Commercial Aerospace (7-12x EBITDA)
Suppliers to Boeing Commercial, Airbus, Embraer, and Bombardier trade slightly lower at 7-12x EBITDA. The build rate cycle is the dominant factor — multiples expand when build rates are climbing (2017-2019, late 2026) and compress sharply when programs are paused (737 MAX 2019-2021, 787 deliveries 2021-2022). Tier 1 suppliers like Spirit AeroSystems (SPR) sit at the lower end because of fixed-price program risk and concentrated customer exposure to a single OEM.
MRO (6-10x EBITDA)
Maintenance, repair, and overhaul businesses — both engine MRO and airframe heavy maintenance — trade at 6-10x EBITDA. Engine MRO commands the higher end because of OEM partnership requirements (CFM, GE, Pratt & Whitney, Rolls-Royce authorized facilities) and the long-cycle nature of engine overhaul revenue. Airframe MRO is more competitive and typically lower-multiple unless the business has wide-body capability and OEM-recognized check capability.
Premium Specialty (15-25x EBITDA)
The two reference points everyone in aerospace M&A talks about are TransDigm (TDG) at 18-25x EBITDA and HEICO (HEI) at 15-22x. Both have built themselves by acquiring proprietary, sole-source aerospace component businesses with FAA PMA, low-volume/high-margin economics, and effectively inelastic demand from operators. Howmet Aerospace (HWM) at 12-18x is another useful premium reference for engineered aerospace components at scale.
When an SMB or mid-market aerospace business has the right characteristics — proprietary IP, sole-source position, FAA PMA, recurring aftermarket revenue — sophisticated buyers (TransDigm itself, HEICO, or PE looking to flip to one of them) will pay 12-18x EBITDA. Demonstrating you fit the profile is the entire seller-side narrative.
What Drives Aerospace Value
Long-term contracts and program longevity are the single most important factor. A Long-Term Agreement (LTA) with Boeing or a sole-source defense award with 10+ years of remaining program life is worth a substantial premium versus PO-by-PO commercial work.

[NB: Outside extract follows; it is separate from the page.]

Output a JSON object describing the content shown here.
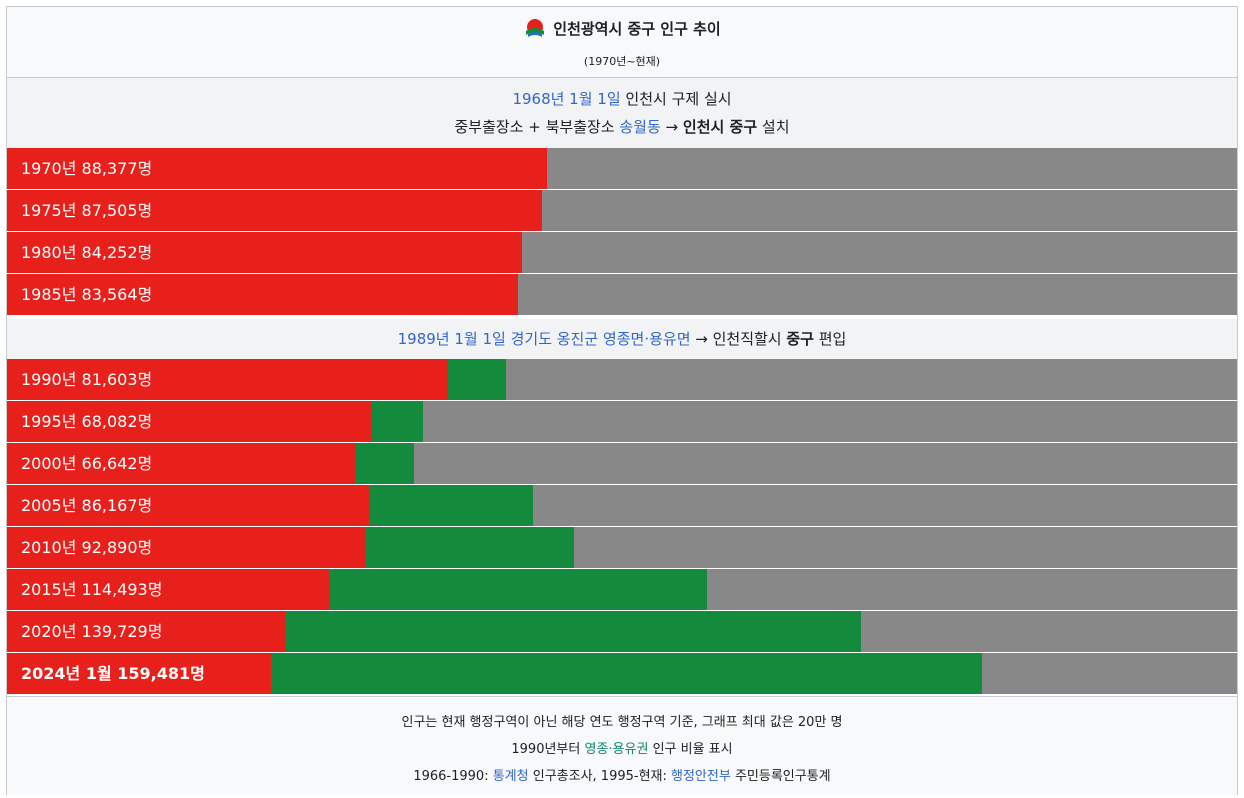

Certifications and qualifications are gating credentials. AS9100D, NADCAP for special processes, FAA Repair Station certificates, ITAR registration, and active DoD security clearances aren't nice-to-have — they're prerequisites for participating in most of the buyer universe. Buyers will pay for in-place certifications because the 18-36 month re-certification timeline is a real opportunity cost.
Engineering capability and IP separate "build-to-print" shops from "build-to-spec" or proprietary parts manufacturers. The higher you sit on this ladder, the higher the multiple. FAA PMA on legacy parts where the OEM is no longer producing is essentially a cash machine and gets valued accordingly.

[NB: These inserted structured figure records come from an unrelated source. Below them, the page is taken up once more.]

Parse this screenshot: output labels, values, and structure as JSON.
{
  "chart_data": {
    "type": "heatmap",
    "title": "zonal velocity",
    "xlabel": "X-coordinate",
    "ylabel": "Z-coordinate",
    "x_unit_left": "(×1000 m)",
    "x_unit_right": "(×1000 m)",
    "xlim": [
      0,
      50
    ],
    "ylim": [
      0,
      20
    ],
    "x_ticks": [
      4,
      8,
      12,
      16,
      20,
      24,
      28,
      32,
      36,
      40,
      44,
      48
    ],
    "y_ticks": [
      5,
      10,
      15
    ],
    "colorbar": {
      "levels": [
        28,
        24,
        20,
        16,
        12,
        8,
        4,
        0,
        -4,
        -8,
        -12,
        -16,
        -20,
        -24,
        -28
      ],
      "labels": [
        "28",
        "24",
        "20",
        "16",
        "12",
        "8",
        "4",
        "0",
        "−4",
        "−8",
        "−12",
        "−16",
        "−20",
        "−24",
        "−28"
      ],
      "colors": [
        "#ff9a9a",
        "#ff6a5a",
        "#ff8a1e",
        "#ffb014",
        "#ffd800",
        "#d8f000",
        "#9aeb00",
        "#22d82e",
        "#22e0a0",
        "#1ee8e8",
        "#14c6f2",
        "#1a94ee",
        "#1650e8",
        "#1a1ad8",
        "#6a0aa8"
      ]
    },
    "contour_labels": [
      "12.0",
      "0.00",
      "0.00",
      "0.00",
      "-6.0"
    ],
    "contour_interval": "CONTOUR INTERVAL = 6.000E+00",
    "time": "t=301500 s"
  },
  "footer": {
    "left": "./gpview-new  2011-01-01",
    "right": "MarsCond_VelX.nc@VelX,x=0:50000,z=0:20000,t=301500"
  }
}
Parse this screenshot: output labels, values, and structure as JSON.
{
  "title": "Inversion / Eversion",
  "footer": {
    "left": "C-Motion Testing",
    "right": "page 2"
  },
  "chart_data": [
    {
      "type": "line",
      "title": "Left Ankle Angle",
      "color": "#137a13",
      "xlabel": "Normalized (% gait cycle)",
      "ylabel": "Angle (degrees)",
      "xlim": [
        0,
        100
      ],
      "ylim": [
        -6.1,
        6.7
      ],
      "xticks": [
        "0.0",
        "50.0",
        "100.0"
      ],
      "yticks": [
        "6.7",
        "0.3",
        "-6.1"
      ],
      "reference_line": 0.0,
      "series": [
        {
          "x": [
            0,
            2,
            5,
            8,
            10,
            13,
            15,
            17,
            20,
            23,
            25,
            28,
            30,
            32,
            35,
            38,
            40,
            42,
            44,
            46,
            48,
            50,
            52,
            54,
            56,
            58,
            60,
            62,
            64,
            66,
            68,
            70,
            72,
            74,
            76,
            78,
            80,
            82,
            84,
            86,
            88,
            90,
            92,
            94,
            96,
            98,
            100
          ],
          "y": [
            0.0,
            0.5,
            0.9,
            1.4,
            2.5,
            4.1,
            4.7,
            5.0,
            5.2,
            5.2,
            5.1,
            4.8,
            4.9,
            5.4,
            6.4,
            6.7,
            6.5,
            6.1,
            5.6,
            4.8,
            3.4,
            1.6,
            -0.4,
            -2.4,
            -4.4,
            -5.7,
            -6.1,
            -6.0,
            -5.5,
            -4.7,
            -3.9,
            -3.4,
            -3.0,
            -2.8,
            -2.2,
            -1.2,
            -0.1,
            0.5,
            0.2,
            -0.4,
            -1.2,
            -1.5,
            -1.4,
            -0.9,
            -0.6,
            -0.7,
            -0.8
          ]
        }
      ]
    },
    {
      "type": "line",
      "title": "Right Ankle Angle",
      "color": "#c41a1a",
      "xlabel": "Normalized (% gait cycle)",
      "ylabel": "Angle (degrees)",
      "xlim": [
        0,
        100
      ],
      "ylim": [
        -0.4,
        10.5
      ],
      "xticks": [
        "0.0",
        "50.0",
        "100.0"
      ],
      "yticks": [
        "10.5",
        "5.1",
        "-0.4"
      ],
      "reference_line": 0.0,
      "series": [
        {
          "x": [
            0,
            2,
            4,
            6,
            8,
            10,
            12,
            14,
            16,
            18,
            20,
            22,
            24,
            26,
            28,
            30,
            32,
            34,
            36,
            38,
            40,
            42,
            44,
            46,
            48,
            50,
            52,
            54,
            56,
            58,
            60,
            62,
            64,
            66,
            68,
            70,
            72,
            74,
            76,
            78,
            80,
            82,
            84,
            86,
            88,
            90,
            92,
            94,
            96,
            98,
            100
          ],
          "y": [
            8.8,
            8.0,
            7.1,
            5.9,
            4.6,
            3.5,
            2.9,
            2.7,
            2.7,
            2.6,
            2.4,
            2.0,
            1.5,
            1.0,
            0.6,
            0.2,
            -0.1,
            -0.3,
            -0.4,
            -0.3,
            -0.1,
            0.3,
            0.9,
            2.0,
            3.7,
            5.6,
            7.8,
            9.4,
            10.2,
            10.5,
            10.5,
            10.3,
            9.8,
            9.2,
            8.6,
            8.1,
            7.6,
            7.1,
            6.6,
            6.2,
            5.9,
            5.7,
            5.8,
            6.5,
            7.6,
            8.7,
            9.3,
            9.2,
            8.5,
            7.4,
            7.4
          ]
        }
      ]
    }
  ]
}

Defense vs. commercial mix affects multiples both up and down depending on the cycle. Right now (late 2026), defense exposure is a premium because of sustained DoD budget growth, while commercial is recovering but still cycle-sensitive.

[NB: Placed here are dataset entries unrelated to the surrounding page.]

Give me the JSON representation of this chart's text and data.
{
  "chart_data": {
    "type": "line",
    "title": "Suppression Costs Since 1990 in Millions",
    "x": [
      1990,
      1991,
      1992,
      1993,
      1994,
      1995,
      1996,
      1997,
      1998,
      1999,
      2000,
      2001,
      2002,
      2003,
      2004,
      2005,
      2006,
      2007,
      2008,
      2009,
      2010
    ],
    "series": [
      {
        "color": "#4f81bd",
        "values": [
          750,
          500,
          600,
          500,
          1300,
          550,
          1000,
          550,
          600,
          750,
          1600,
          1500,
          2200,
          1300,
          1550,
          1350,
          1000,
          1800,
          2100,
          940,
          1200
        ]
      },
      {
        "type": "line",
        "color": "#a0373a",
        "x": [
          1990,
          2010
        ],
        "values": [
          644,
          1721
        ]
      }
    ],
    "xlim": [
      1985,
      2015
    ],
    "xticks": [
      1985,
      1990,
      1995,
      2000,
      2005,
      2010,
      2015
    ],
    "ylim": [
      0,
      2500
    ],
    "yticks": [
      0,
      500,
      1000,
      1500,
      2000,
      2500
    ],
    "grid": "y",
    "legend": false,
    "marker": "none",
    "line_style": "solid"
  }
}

Backlog quality is heavily diligenced. Buyers want signed POs and firm-priced LTAs, and they'll discount "forecast" backlog or non-binding letters of intent.
What Decreases Aerospace Value
Customer concentration is endemic in aerospace and the most common valuation drag. A Tier 2 supplier with 70% of revenue from a single Boeing program will trade at a meaningful discount because the program-pause risk is real and recent (737 MAX, 787).
Key engineer retention risk matters more here than in most industries. Programs depend on small teams of cleared, certified engineers who may not transition cleanly. Buyers structure earn-outs and key-person retention bonuses around this directly.
Fixed-price commercial program exposure with no escalation clauses became an industry-wide problem during the 2021-2024 inflation spike. Buyers now scrutinize every major contract for inflation pass-through, raw material indexing, and labor escalation. Contracts without these protections get discounted.